Wednesday, August 24, 2011

Argentina: Grim News

Here is the latest update on the murder of two French girls in Argentina. Please do not read this if you are sensitive or squeamish. It is reported in Novopress, based on Argentinian sources. It is the raw truth, and therefore seems sensationalized. I can only assume these facts have not been exaggerated:

Even though the examining magistrate managed to get an confession from Gustavo Lasi, the suspect incriminated by DNA traces, the investigators feel that the persons implicated in this affair are not yet all behind bars.

According to the police, the suspects belong to an organized gang that specializes in attacking tourists who are numerous in the region of Salta, one of the main destinations for visitors to Argentina during the Southern winter.

The investigators discovered a great number of complaints filed with the local police by tourists who were victims of armed robbers or purse-snatchers. Most of the complaints had no follow-up because the tourists only wanted a receipt for insurance purposes.

The trick used by the criminals was to limit the use of force and to steal only small objects of value, so that the chances of triggering a police response were nil. The crime that the two young women from Europe were victims of changed the rules and forced the police to deploy all available means to find the guilty parties.

The horror of the attack has aroused intense emotions in a country that is nonetheless used to exceptionally cruel criminal acts. The photos of the corpses taken at the medical-legal institute of Salta had a profound effect on the local journalists who reconstructed the events from information gleaned at the door of the judge's chambers and in the corridors frequented by the investigating police.

Having returned from a hunting and fishing expedition, the suspects noticed the young women and decided to attack them on the tour route. But the young women resisted, taking the criminals by surprise, and a sexual aggression was transformed into a carnage.

Heavily drunk from their hunting and fishing expedition, the suspects brutalized the French girls in a horrific crescendo of violence. They beat them many times over, covering their bodies with hematomas.

In a sadistic game, they allowed them to flee through the thorny bushes and even to climb up steep hills, for their knowledge of the terrain and their physical strength left the girls with no chance at all. The nails of one of the victims, Houria, were almost turned inside out from her attempt to flee.

But they didn't stop there. Once they had them on the ground, the assailants broke their legs by kicking them, one of the fractures was open, an irrefutable testimony to the violence of the blows and the desire to make the victims suffer.

Worn out by this cruel game, the torturers finally finished off the girls with weapons used during their hunt.

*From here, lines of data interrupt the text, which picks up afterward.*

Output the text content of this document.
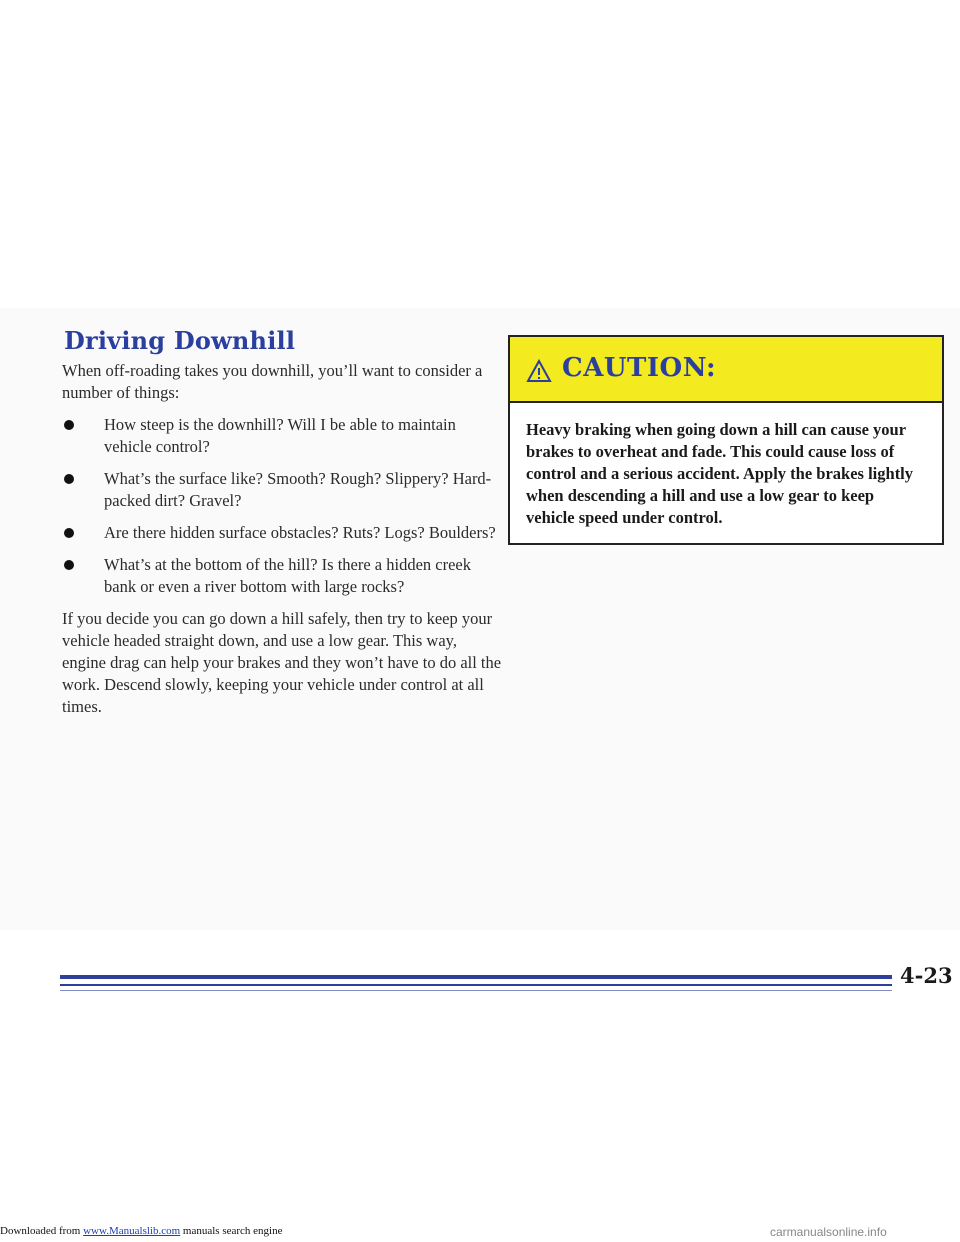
Driving Downhill

When off-roading takes you downhill, you’ll want to consider a number of things:

How steep is the downhill? Will I be able to maintain vehicle control?
What’s the surface like? Smooth? Rough? Slippery? Hard-packed dirt? Gravel?
Are there hidden surface obstacles? Ruts? Logs? Boulders?
What’s at the bottom of the hill? Is there a hidden creek bank or even a river bottom with large rocks?

If you decide you can go down a hill safely, then try to keep your vehicle headed straight down, and use a low gear. This way, engine drag can help your brakes and they won’t have to do all the work. Descend slowly, keeping your vehicle under control at all times.

CAUTION:
Heavy braking when going down a hill can cause your brakes to overheat and fade. This could cause loss of control and a serious accident. Apply the brakes lightly when descending a hill and use a low gear to keep vehicle speed under control.
4-23
Downloaded from www.Manualslib.com manuals search engine	carmanualsonline.info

Argentinian journalists, never stingy with morbid details, added in their articles that the employees at the funeral home who prepared the bodies for their return to France were horrified by the extent of vaginal and anal injuries on the bodies.

Pushing the envelope quite far, El Tribuno, one of the local papers wrote:

"The Muslim woman in charge of washing three times the body of her fellow Muslim stopped her work regularly because of uncontrollable vomiting, crying in desperation."

Note: One of the girls, Houria, was Muslim.

Cold comfort for the families that it was a French-inspired penal procedure that allowed the guilty to be arrested, and a more South American-style management of the secrets resulting from the investigation that allowed the journalists to follow, practically first hand, the progress of the investigation.

Note: I do not entirely understand the last sentence. Details about the two procedures mentioned were not provided. However, it implies that the guilty would not have been arrested without French intervention, and that journalists in Argentina have greater access than we do to the secrets of police investigations.

My previous update contained a comment from a reader who knows the province of Salta. He briefly discusses the possible political implications of this crime.